ProFAB can be run in pythonic way. How to apply its functions are shown in two different use cases. use_case_1 is based on utilizing ProFAB datasets whereas use_case_2 is based on integrating user itself datasets. Detailed explanations can be found in links.

License

MIT License

ProFab Copyright (C) 2022 CanSyL

Permission is hereby granted, free of charge, to any person obtaining a copy of this software and associated documentation files (the "Software"), to deal in the Software without restriction, including without limitation the rights to use, copy, modify, merge, publish, distribute, sublicense, and/or sell copies of the Software, and to permit persons to whom the Software is furnished to do so, subject to the following conditions:

The above copyright notice and this permission notice shall be included in all copies or substantial portions of the Software.

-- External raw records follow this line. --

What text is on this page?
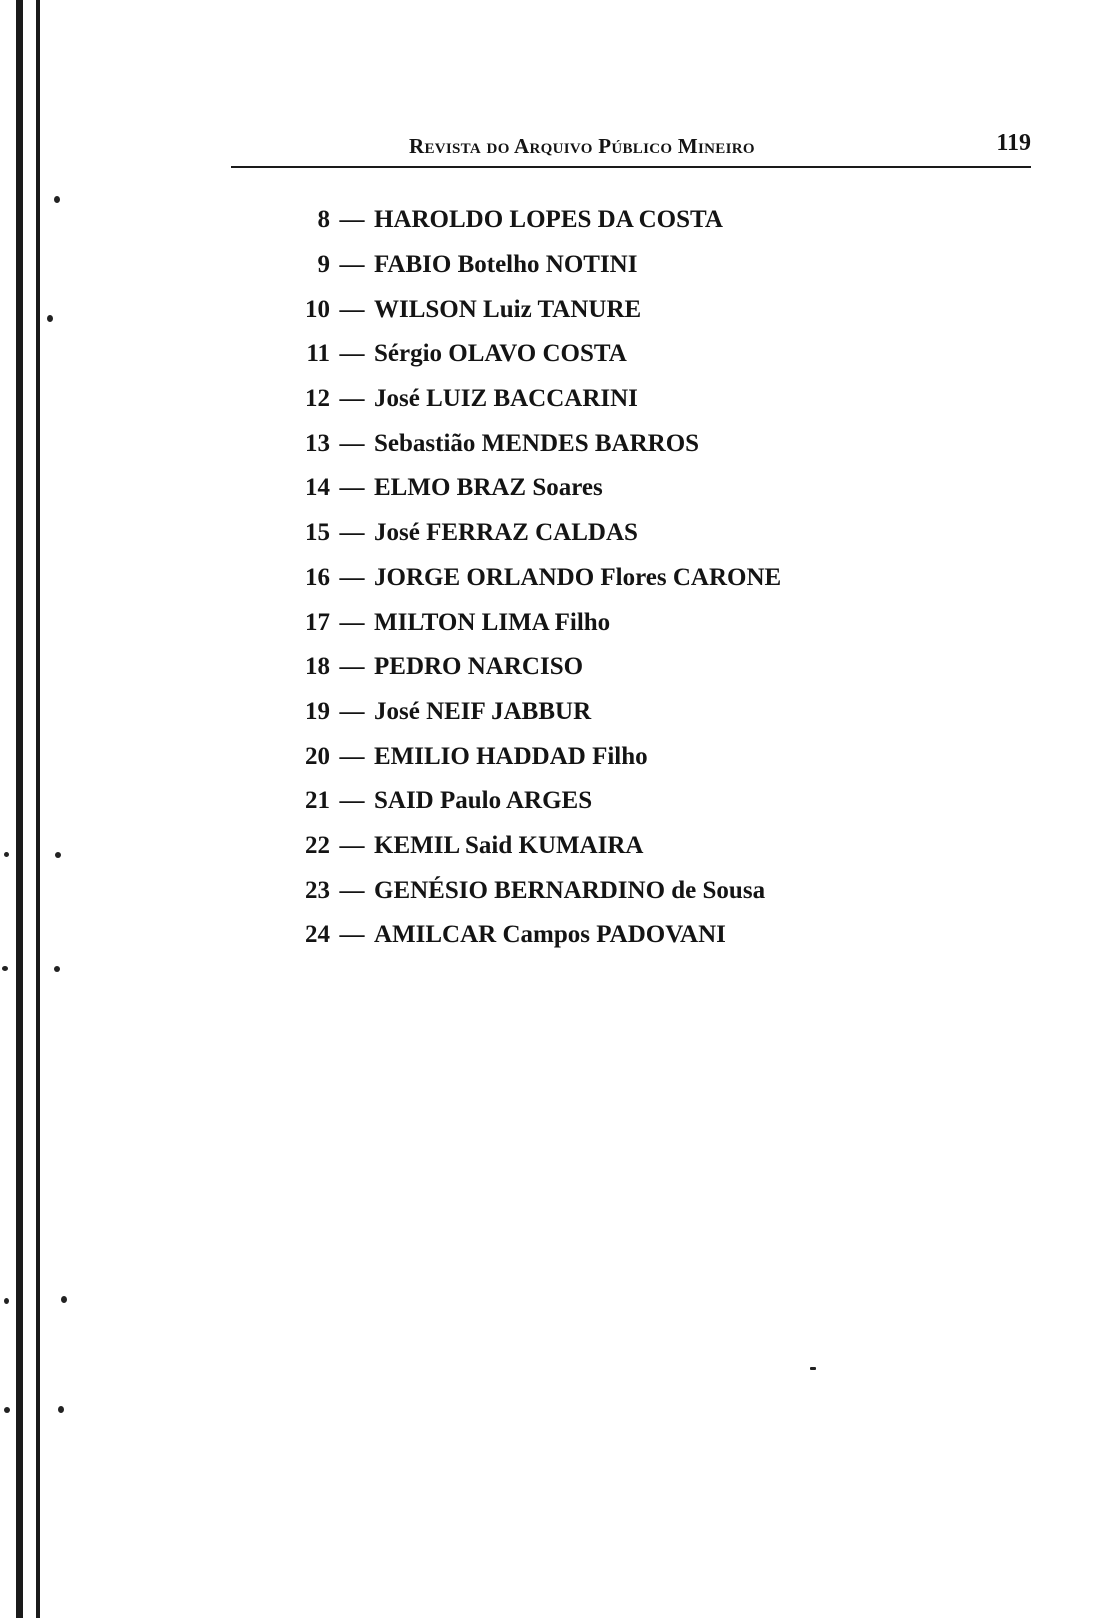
Revista do Arquivo Público Mineiro	119
8 — HAROLDO LOPES DA COSTA
9 — FABIO Botelho NOTINI
10 — WILSON Luiz TANURE
11 — Sérgio OLAVO COSTA
12 — José LUIZ BACCARINI
13 — Sebastião MENDES BARROS
14 — ELMO BRAZ Soares
15 — José FERRAZ CALDAS
16 — JORGE ORLANDO Flores CARONE
17 — MILTON LIMA Filho
18 — PEDRO NARCISO
19 — José NEIF JABBUR
20 — EMILIO HADDAD Filho
21 — SAID Paulo ARGES
22 — KEMIL Said KUMAIRA
23 — GENÉSIO BERNARDINO de Sousa
24 — AMILCAR Campos PADOVANI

The software is provided "as is", without warranty of any kind, express or implied, including but not limited to the warranties of merchantability, fitness for a particular purpose and noninfringement. In no event shall the authors or copyright holders be liable for any claim, damages or other liability, whether in an action of contract, tort or otherwise, arising from, out of or in connection with the software or the use or other dealings in the software.